Last weekend Brenna attended a wedding with her grandmother. She was relaying the day to me and said “The bride was beautiful, Mommy. I took a picture with her and the corpse.” Me: “Uh…the who?” “Ya know, the corpse she was marrying!” It took a little thought but I realized she had taken the title of the Tim Burton movie “The Corpse Bride” and assigned roles from there. She knew who the bride was so it only stood to reason that the guy in the suit was the corpse. I’m hoping she didn’t say this to the bridal party but if the newlyweds are true in their vows they both died a little that day.

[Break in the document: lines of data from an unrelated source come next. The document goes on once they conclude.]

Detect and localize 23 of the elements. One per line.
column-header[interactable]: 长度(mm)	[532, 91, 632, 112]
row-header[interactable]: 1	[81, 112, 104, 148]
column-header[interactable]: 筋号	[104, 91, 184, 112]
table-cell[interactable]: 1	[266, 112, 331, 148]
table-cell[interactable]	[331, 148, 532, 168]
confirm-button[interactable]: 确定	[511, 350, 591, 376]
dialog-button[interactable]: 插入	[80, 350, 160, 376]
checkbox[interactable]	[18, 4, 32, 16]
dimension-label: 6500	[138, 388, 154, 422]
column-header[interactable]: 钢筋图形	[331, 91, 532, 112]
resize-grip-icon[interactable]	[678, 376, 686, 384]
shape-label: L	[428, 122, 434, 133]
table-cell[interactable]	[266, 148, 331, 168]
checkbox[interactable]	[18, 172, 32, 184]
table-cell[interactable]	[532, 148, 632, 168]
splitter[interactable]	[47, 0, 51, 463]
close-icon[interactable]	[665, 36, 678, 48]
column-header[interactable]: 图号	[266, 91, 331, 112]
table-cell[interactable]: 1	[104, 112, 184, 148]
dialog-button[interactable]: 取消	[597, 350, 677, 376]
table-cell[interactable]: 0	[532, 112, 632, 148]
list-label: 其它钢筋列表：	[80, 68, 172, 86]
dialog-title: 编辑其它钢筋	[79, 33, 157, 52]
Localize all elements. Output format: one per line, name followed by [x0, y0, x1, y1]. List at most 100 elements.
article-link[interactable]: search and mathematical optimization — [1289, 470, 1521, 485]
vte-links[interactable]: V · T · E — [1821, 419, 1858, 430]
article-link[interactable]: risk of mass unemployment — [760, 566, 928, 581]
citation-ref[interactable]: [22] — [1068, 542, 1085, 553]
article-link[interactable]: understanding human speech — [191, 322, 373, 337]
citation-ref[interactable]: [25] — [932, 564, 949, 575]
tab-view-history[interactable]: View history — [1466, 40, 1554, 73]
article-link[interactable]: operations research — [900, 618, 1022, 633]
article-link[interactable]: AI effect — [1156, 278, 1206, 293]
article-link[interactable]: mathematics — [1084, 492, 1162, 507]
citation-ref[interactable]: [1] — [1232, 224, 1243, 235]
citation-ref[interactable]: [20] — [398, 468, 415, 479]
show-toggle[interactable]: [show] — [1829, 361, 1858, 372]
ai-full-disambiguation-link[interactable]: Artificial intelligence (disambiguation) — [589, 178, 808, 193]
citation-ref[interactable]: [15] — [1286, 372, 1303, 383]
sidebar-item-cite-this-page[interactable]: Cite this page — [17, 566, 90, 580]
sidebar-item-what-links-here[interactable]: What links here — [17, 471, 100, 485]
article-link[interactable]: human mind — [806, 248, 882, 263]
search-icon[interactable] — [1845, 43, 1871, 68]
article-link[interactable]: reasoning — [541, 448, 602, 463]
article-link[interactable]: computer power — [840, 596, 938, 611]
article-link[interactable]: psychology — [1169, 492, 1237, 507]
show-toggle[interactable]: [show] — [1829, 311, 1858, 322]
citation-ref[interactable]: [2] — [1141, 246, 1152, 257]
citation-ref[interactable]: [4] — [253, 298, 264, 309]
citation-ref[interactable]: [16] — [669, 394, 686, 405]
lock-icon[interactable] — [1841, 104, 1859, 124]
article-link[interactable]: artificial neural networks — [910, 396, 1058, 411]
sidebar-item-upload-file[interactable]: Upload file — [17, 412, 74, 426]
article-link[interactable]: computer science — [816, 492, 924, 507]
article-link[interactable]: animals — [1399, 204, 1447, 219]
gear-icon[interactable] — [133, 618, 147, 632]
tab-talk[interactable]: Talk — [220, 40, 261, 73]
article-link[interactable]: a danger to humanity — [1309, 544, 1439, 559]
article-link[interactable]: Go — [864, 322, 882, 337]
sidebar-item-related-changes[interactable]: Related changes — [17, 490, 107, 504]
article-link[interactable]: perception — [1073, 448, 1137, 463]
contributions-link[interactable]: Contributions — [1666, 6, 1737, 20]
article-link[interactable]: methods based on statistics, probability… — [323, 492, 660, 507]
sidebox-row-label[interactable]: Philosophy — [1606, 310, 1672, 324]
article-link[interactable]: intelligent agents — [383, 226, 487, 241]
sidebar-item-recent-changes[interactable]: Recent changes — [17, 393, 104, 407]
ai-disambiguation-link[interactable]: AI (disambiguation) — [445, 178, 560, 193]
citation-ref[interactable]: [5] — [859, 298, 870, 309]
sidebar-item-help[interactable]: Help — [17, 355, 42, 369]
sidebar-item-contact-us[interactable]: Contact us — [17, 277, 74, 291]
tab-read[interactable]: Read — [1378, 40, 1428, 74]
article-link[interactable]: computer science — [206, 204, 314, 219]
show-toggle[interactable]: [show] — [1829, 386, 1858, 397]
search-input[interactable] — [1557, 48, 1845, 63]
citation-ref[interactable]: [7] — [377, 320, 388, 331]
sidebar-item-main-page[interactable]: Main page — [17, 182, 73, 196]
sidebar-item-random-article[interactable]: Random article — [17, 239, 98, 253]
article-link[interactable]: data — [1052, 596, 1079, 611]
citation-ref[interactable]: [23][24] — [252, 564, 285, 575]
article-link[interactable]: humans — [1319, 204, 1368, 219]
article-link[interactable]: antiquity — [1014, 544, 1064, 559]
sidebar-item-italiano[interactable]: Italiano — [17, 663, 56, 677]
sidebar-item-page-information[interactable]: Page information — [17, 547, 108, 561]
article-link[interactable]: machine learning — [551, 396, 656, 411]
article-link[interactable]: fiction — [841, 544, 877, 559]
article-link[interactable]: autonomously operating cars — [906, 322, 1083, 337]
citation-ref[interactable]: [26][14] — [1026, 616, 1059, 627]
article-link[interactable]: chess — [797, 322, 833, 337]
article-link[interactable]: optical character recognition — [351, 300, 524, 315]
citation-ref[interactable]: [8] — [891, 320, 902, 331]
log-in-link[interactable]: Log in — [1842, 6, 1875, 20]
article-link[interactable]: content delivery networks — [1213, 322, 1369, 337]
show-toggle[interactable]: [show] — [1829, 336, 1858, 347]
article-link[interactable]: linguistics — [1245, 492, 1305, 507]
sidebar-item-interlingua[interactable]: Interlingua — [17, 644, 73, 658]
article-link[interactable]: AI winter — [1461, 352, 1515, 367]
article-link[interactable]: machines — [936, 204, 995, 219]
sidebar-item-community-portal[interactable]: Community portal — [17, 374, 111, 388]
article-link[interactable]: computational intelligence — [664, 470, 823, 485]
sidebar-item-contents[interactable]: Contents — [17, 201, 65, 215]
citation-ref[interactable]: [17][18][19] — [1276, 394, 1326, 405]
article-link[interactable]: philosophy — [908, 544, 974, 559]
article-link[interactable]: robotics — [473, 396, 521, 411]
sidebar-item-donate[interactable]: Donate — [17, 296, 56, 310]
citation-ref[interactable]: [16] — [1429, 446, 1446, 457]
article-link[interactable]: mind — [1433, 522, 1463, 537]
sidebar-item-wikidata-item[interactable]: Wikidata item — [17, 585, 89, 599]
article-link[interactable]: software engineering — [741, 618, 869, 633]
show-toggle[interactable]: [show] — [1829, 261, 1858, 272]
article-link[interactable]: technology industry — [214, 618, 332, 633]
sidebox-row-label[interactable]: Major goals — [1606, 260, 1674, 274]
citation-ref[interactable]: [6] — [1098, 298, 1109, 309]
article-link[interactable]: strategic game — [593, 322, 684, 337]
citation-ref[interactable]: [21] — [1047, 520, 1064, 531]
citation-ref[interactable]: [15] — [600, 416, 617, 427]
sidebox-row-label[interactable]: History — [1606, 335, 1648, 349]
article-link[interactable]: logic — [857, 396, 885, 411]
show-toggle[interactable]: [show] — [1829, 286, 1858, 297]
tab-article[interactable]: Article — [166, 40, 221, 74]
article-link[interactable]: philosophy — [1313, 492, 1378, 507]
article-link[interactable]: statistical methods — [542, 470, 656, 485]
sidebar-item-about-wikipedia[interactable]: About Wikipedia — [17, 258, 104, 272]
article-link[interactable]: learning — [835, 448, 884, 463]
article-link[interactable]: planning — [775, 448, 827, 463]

To enter into marriage is to die in some part to oneself. 8 years ago today the reaper came calling for single-it’s-all-about-me Chrissy Kminek and I let her go willingly. You see, I’d found someone who mattered more than me. To be married means giving up what you want for someone else’s needs. Sacrificing part of me for them. I can’t eat macaroni every night because I have someone else to think about too. It means watching this crappy football game to be near them. It means listening even if I have something I’d rather be doing. It means holidays with their family too. It means when they wake up in a coughing fit and I want to punch them in the gut I offer to get them water instead. Keeping the nagging to a mininum when you want to scream your head off. Even the simple act of being pleasant so they feel good even if you don’t.

Then children come along and it’s both of you sacrificing for them. Time, sleep, money, personal space, sanity. Phew, this whole marriage/family thing is a lot of work. Some days my husband makes it harder for me than others. But I try to remember to treat others as we want to be treated. Works at the sand table, works in marriage. But it’s worth it, because if you’re all doing it right they’re making sacrifices for you too.

42 years from now (assuming we both keep sacrificing and one or the other isn’t awaiting a parole hearing) I hope we’re surrounded by our children and their children at a beautiful dinner (that they’re footin’ the bill for ’bout time they do their part). We’ll scoot around the dance floor with our tennis ball walkers, and all the sacrifices we’ve made for them and each other will be honored and celebrated.